A Palestinian Red Crescent official said 117 people were rushed to hospitals and “dozens of other injuries” were treated at the scene. Israeli police said three officers were hurt.

The latest clashes come after three tense weeks of deadly violence in Israel and the occupied West Bank, and as the Jewish festival of Passover and Christian Easter overlap with the Muslim holy month of Ramadan.

Al-Aqsa is Islam’s third-holiest site. Jews refer to it as the Temple Mount, referencing two temples said to have stood there in antiquity.

Witnesses said Palestinian protesters threw stones at Israeli security forces, who fired rubber-coated bullets and sound grenades towards some of them.

An AFP photographer said more than 100 Palestinians were seen hurling projectiles towards the Israeli security forces.

– ‘Violent riot’ –

Last year during the Muslim month of fasting, clashes that flared in Jerusalem, including between Israeli forces and Palestinians visiting Al-Aqsa, led to 11 days of devastating conflict between Israel and the Gaza Strip’s Islamist rulers Hamas.

The mosque compound is at the heart of the Israeli-Palestinian conflict, falling within Israeli-annexed east Jerusalem.

Israeli police said that on Friday, dozens of masked men “marched into Al-Aqsa mosque at 04:00… chanting inciting messages and setting off fireworks” and collecting “stones, wooden planks and large objects, which were then used in a violent riot”.

“Despite these actions, police forces waited until the prayer was over,” a statement said.

“Crowds then began to hurl rocks in the direction of the Western Wall… and as the violence surged, police were forced to enter the grounds surrounding the Mosque,” it said, adding police “did not enter the mosque.”
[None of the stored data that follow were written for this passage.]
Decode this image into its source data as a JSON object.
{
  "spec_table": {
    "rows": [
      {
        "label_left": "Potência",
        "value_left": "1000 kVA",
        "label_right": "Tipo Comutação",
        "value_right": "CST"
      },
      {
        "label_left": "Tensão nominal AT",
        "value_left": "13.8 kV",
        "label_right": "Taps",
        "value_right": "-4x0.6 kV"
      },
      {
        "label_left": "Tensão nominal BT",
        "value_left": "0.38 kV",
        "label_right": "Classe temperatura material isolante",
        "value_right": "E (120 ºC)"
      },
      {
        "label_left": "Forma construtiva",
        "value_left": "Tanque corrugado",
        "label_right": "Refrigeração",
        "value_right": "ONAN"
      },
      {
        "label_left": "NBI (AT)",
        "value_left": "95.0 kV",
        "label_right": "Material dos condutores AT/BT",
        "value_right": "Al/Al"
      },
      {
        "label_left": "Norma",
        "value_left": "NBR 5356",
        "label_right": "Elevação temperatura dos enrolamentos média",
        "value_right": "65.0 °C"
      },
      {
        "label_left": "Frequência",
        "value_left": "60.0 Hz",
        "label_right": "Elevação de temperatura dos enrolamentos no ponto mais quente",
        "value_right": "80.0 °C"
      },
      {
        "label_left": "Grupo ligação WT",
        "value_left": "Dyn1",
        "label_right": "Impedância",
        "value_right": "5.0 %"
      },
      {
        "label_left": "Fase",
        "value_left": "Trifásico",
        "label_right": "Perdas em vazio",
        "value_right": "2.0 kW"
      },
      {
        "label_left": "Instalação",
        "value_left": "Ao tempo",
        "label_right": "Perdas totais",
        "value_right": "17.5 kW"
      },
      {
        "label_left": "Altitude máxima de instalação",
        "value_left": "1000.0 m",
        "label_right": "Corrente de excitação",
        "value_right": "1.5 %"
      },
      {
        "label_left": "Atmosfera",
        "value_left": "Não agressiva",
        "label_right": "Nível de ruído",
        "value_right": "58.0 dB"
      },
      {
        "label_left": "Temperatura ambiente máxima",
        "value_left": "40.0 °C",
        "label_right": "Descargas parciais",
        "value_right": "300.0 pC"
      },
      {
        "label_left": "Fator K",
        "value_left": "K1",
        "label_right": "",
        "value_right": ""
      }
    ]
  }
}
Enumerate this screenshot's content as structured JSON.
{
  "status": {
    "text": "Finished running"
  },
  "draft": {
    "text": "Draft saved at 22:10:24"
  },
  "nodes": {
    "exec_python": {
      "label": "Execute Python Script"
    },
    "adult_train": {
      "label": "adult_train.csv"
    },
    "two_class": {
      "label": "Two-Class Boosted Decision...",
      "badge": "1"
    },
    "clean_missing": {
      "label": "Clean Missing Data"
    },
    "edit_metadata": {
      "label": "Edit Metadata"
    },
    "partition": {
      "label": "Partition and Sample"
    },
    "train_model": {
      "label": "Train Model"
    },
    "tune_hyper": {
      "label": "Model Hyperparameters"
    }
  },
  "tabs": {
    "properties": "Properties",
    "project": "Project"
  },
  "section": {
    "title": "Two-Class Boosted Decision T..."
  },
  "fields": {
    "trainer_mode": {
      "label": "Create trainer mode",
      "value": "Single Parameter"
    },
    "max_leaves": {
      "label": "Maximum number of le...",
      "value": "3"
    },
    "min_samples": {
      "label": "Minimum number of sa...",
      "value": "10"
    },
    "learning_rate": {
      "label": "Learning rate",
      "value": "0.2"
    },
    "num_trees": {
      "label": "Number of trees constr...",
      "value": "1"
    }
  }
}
The violence subsided later in the morning, AFP correspondents said.

“We have no interest in the Temple Mount becoming a centre of violence, which will harm both the Muslim worshippers there and the Jewish worshippers at the Western Wall,” Israeli Public Security Minister Omer Bar-Lev said on Twitter.

Before Ramadan began this month, Israel and Jordan stepped up talks in an effort to avoid a repeat of last year’s violence.

Jordan serves as custodian of the mosque compound, while Israel controls access.

– Spiralling violence –


Israel has poured additional forces into the West Bank and is reinforcing its wall and fence barrier with the occupied territory after four deadly attacks in the Jewish state that have mostly killed civilians in the past three weeks.

A total of 14 people have been killed in the attacks since March 22, including a shooting spree in Bnei Brak, an Orthodox Jewish city in greater Tel Aviv, carried out by a Palestinian attacker from Jenin.

Twenty-one Palestinians have been killed in that time, including assailants who targeted Israelis, according to an AFP tally.

On Thursday Israel announced it would block crossings from the West Bank and Gaza Strip into Israel from Friday afternoon through Saturday, the first two nights of the week-long Passover festival, and potentially keep the crossings closed for the rest of the holiday.

Prime Minister Naftali Bennett has given Israeli forces a free hand to “defeat terror” in the territory which Israel has occupied since the 1967 Six-Day War, warning that there would “not be limits” for the campaign.

Some of the attacks in Israel were carried out by Arab citizens of Israel linked to or inspired by the Islamic State group, others by Palestinians, and cheered by militant groups including Hamas and Islamic Jihad.

Three Palestinians died Thursday as Israeli forces launched fresh raids into the West Bank flashpoint district of Jenin, a week after the Bnei Brak attack.